Manila (Reuters) — For decades, Filipino former World War II sex slaves have been fighting for recognition and compensation for the horrors they endured at the hands of the Japanese Imperial Army.
But their campaign has seen little success and now the few surviving “comfort women” left in the Philippines, are hoping the next generation will continue their fight.
The group called themselves “Pamana”, or “Inheritance” in Filipino, consisting of a handful of supporters and descendants of the former Filipino “comfort women”, a Japanese euphemism for sex slaves.
Members of the “Pamana” were in charge of spreading information and joining protest actions on behalf of the former Filipino comfort women.
They regularly hold meetings at a run-down resource center, which was being co-managed by their group and women’s rights organization Lila Pilipina.
Former comfort women Hilaria Bustamante and Estelita Dy act as caretakers of the center, which holds the records of all documented Filipino sex slaves under the three-year Japanese rule from 1942-1945.
Bustamante, 89, was abducted from her home and raped inside a Japanese garrison when she was 16. She said she suffered psychological trauma growing up and cannot forget the ordeal even today.
“It’s not easy to forget what happened. We will bring this memory down to our graves. even if they give an apology, it is still difficult to forget. It is already marked in us,” she said.
Bustamante and Dy decided to offer their support in the early 90s, joining various street protests to demand compensation and justice from the Japanese government. They now live inside the center and teach visitors about the importance of women’s rights and the lessons of war.
“We just don’t want another war because if there’s another war, what happened to us may happen again to the newer generations,” said 85-year-old Dy.
Melinda Relos, a member of Pamana whose mother was a former comfort woman, said the centre was facing challenges in funding for upkeep and maintenance.
She said the center operates solely on grants and donations from non-profit groups, making it difficult to preserve and maintain the documents which were slowly crumbling with age.
Despite the challenges, Relos said members of Pamana like her will not leave the centre nor their advocacy for the former Filipino comfort women.
“Even if there are no longer any grandmothers present, we are still here. There are still surviving children, grandchildren and supporters that can join and continue the fight of our mothers,” she said.

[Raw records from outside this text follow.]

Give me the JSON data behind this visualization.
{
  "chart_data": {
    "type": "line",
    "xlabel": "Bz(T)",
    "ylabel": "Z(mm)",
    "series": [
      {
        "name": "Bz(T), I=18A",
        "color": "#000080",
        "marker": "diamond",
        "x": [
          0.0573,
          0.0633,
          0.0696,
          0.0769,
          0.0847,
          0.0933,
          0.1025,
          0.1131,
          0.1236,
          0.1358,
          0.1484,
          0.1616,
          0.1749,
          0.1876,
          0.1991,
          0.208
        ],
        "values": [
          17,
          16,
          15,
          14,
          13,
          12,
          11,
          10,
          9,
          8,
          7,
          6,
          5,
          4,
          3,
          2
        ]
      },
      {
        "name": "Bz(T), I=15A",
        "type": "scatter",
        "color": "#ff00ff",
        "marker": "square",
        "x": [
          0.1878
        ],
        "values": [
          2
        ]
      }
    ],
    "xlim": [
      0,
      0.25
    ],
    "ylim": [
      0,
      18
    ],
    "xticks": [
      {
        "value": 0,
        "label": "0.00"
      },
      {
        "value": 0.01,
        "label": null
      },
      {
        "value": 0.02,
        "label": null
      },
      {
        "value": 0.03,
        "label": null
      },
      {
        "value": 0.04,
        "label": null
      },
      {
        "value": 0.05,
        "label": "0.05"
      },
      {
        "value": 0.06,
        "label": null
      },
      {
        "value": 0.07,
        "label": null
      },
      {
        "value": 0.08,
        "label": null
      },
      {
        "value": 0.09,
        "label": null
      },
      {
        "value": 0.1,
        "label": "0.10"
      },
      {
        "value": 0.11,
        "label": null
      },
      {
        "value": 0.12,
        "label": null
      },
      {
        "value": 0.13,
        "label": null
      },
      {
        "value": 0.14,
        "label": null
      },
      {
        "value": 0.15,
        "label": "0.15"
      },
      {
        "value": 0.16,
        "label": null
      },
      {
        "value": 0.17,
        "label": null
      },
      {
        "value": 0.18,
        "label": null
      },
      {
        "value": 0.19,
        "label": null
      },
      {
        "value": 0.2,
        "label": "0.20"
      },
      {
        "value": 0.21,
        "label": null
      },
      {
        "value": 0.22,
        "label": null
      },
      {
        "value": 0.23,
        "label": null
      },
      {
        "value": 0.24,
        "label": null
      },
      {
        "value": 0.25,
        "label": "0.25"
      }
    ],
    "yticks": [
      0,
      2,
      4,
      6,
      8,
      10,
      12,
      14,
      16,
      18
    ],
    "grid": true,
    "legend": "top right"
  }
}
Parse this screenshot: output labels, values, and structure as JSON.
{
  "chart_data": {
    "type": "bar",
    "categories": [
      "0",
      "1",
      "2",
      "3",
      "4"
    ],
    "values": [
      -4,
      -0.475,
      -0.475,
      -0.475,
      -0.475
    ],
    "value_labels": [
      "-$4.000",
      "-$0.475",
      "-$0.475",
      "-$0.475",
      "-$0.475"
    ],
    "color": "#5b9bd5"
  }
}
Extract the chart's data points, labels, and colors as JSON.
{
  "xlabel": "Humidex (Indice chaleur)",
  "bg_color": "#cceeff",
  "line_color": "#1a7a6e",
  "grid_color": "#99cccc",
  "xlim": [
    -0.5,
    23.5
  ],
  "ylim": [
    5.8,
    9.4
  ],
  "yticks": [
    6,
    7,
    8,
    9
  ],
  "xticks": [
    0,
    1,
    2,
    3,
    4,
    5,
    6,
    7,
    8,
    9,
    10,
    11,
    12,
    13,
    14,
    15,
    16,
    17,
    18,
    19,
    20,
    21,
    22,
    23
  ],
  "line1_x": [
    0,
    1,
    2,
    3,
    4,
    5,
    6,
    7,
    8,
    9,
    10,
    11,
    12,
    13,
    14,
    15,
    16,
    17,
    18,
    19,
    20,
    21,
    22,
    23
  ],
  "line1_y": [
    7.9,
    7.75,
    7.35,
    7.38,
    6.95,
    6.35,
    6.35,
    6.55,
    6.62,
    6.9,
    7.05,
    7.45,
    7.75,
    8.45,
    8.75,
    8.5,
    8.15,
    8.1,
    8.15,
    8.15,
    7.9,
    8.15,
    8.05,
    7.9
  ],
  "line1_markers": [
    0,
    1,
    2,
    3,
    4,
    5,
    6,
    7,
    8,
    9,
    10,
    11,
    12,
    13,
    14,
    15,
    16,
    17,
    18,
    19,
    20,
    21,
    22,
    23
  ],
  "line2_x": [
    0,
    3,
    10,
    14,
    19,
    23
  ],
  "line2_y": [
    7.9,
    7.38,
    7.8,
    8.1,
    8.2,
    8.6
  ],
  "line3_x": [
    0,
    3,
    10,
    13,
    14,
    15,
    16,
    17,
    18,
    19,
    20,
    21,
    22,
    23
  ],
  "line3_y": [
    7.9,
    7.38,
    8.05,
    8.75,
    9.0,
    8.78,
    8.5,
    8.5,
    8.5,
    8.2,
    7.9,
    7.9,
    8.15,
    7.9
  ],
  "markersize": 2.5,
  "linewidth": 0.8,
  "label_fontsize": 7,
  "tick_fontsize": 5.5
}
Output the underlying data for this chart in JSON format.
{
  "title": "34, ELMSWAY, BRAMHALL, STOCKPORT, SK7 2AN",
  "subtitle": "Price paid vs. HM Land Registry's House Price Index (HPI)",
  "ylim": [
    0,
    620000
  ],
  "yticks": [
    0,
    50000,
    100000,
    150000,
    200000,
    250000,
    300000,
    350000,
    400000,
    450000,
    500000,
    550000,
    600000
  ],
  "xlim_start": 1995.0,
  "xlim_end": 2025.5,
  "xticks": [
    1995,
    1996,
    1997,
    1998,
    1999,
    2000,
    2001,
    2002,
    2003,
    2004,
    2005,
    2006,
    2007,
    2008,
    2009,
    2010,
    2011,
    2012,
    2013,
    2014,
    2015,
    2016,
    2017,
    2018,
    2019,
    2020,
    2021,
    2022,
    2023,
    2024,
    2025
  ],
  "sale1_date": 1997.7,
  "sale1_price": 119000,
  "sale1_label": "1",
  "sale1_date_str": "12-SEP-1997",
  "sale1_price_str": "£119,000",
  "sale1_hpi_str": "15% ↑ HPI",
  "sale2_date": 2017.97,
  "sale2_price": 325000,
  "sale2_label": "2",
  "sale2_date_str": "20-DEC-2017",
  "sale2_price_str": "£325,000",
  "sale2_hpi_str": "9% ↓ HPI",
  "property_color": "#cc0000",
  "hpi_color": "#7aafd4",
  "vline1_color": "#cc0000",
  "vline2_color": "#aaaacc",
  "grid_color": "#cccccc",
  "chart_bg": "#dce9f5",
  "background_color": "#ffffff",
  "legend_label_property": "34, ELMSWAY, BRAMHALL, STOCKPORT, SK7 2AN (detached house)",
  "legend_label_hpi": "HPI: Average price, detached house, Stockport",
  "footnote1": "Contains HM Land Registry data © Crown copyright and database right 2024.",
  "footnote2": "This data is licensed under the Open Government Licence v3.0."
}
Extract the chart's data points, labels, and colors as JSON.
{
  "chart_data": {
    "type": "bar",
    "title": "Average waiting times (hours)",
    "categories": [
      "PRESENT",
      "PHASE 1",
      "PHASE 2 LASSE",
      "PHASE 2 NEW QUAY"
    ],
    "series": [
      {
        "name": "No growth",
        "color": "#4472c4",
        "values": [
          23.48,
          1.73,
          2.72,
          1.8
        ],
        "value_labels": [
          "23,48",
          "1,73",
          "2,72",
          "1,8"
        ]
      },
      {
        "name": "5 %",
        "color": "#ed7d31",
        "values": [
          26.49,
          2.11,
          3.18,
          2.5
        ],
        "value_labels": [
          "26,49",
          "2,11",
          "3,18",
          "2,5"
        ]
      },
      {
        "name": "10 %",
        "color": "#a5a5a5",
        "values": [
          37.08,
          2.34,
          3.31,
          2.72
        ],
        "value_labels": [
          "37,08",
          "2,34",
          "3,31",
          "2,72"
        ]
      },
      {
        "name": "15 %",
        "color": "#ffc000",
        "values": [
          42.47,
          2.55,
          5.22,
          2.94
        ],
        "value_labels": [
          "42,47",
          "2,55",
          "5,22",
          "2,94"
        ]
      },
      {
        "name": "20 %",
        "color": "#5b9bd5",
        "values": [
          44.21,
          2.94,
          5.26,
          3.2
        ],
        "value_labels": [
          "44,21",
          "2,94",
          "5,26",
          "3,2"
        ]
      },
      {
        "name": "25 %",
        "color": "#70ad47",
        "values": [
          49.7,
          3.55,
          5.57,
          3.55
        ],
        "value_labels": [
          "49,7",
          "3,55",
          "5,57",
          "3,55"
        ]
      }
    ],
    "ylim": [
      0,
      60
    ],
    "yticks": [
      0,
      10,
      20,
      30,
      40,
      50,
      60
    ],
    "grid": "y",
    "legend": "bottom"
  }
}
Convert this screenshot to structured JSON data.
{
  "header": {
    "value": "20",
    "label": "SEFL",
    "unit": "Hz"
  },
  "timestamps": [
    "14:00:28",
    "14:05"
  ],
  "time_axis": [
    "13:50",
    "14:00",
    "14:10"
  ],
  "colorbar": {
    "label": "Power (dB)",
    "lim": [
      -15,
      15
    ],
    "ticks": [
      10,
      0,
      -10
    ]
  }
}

Lila Pilipina has records of 174 Filipino comfort women when they started documentation in 1992, but said the total surviving victims could be less than 70 with many of the survivors dead due to old age.
Like their counterparts in China and South Korea, the Filipino former comfort women have been demanding justice through compensation and a public apology from the Japanese government.
Japan acknowledged in 1993 that the state played a role in forcing Korean and Chinese women into military brothels and set up a fund to provide compensation to survivors in 1995. However, Japan has refused to pay direct compensation to survivors.
Prime Minister Shinzo Abe, a former critic of the 1993 statement, now says he will uphold it. Many Japanese conservatives say there is no proof that authorities directly coerced the women.